Nouveau hochement de tête de la part d'Isaac. Était-il conscient de la gravité de ce dans quoi il était en train de s'embarquer ? Perplexe et persuadé qu'il allait se retrouver face à un refus d'ici quelques instants, Stiles poursuivit ses explications.

« Il faudrait que je rentre dans ta tête, que j'ai un accès total à ton esprit. »

Isaac se tendit drastiquement et Stiles ne rata pas la lueur de peur qui s'alluma dans son regard… D'autant plus qu'il la sentait psychiquement parlant. Il pourrait la lui voler, mais il ne le fit pas. S'il s'ouvrait peu à peu à l'idée de lui montrer certaines choses, il ne ferait rien sans son accord, sans qu'il ait conscience de ce qui arrivait.

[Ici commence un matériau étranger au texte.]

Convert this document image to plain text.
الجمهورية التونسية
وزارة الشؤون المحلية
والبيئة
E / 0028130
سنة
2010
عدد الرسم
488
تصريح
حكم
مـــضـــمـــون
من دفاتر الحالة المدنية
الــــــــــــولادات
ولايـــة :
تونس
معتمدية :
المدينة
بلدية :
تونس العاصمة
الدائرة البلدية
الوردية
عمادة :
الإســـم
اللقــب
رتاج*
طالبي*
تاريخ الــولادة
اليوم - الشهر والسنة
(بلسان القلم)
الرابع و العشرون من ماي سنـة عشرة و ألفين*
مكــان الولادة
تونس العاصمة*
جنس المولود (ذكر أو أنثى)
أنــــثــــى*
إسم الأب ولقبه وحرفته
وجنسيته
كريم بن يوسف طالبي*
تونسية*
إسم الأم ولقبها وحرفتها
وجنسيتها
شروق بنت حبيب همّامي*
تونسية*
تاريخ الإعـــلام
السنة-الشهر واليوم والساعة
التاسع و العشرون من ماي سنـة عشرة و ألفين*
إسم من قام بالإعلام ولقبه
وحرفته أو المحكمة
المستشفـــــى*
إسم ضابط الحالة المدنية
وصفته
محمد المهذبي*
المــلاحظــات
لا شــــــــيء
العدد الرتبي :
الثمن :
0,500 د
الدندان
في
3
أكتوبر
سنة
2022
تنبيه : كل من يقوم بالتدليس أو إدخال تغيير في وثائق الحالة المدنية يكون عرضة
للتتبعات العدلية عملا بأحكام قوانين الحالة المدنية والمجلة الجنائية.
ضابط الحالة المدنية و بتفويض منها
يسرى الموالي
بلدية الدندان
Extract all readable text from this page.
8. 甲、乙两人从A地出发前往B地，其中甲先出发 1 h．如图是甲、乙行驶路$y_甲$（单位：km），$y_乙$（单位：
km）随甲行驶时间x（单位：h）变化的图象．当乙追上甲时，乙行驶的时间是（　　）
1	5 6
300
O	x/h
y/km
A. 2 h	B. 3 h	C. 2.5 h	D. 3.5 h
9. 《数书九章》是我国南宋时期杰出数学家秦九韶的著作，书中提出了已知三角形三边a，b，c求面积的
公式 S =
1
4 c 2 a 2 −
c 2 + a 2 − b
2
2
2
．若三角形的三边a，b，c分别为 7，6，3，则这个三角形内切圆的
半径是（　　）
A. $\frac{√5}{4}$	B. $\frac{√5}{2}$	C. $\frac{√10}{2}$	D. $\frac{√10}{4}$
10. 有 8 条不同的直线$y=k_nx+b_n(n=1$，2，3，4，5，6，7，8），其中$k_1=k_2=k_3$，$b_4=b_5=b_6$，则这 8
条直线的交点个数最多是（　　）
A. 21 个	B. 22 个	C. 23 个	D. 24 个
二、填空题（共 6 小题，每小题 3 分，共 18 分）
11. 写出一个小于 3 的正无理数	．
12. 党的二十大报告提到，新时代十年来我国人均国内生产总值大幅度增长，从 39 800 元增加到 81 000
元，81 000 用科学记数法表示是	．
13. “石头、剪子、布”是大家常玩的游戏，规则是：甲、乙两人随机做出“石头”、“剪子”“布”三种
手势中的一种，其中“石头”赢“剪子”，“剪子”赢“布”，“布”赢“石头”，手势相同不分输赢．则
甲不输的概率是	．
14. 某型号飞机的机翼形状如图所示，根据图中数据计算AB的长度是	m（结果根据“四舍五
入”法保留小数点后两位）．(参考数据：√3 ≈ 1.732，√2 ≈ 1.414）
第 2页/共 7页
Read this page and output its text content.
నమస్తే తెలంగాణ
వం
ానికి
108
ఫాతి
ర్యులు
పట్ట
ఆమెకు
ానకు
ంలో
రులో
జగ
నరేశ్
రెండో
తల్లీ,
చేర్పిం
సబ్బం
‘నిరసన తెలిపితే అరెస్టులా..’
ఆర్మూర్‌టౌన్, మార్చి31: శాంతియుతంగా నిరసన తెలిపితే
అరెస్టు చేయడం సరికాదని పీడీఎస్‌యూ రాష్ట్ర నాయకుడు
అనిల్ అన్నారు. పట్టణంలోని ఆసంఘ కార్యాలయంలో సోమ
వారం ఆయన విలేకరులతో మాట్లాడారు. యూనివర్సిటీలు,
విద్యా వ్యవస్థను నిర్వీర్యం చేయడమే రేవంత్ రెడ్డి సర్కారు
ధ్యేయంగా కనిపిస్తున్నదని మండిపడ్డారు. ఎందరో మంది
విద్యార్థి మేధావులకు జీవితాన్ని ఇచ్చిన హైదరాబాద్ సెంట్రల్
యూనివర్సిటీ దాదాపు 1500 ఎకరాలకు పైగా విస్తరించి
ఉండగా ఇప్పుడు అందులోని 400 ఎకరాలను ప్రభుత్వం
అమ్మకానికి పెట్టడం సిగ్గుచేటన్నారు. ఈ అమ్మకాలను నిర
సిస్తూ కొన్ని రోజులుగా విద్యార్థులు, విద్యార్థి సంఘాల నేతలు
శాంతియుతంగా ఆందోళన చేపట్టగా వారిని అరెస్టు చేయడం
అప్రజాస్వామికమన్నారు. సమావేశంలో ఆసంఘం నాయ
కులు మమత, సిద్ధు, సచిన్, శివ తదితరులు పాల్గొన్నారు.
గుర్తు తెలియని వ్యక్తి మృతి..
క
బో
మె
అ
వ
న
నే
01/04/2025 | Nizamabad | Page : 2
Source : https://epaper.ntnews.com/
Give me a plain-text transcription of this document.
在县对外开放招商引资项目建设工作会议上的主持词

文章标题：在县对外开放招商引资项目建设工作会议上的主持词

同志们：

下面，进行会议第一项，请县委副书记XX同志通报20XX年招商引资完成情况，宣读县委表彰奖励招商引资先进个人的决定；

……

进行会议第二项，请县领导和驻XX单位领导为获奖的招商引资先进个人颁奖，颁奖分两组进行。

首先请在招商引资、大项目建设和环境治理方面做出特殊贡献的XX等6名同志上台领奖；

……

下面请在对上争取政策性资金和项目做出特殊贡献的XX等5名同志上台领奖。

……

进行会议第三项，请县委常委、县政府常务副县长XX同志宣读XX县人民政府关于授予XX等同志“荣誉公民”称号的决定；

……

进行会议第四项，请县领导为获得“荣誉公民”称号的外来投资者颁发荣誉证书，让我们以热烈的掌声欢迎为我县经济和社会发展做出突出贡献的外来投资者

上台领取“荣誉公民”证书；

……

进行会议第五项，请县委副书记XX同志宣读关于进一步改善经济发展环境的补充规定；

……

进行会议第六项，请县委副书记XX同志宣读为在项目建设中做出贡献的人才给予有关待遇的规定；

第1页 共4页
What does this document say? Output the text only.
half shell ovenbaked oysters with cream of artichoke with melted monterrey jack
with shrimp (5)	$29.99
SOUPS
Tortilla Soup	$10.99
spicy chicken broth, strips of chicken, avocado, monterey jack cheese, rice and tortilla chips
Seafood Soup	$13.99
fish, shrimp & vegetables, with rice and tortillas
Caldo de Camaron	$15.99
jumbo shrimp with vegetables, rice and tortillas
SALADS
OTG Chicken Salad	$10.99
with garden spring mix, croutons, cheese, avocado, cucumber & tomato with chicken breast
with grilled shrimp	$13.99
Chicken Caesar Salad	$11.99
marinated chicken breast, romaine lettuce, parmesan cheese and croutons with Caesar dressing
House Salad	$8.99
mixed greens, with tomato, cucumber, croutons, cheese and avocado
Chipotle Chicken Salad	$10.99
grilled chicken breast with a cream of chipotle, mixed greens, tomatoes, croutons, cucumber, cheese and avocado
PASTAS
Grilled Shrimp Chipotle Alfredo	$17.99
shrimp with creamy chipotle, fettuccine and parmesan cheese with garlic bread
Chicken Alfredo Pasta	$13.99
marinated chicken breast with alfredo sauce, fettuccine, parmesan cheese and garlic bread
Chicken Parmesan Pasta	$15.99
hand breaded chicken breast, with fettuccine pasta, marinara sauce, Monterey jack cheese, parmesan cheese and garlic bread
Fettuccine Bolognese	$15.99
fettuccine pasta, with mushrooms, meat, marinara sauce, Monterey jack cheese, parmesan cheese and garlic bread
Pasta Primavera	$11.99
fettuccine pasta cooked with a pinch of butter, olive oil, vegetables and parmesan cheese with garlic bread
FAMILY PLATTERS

« Pour être honnête avec toi, je pourrais déjà le faire par moi-même. J'en ai les moyens et les capacités. Mais je ne ferai rien que tu ne veux pas. Si tu n'es pas d'accord et si tu as peur, je comprends. Je n'oublie pas ce que tu as vécu. »

La peur d'Isaac était d'autant plus compréhensible que la dernière fois qu'on s'était approché de son esprit… Il avait failli en mourir – c'était le but. Et maintenant, le voilà qui se retrouvait avec des séquelles… Dont on n'était pas capable de savoir si elles étaient réversibles ou non. Isaac avala péniblement sa salive, se pencha et attrapa le téléphone, qu'il ralluma. Stiles, de son côté, encaissa le refus sans broncher. Il ne lui en voudrait jamais d'avoir peur, de refuser que l'on touche à nouveau son intimité psychique, laquelle était profondément traumatisée. Lui-même avait vécu quelque chose s'y apparentant… Lorsque le conseiller qui avait tué son père avait sectionné son lien avec le Psinet.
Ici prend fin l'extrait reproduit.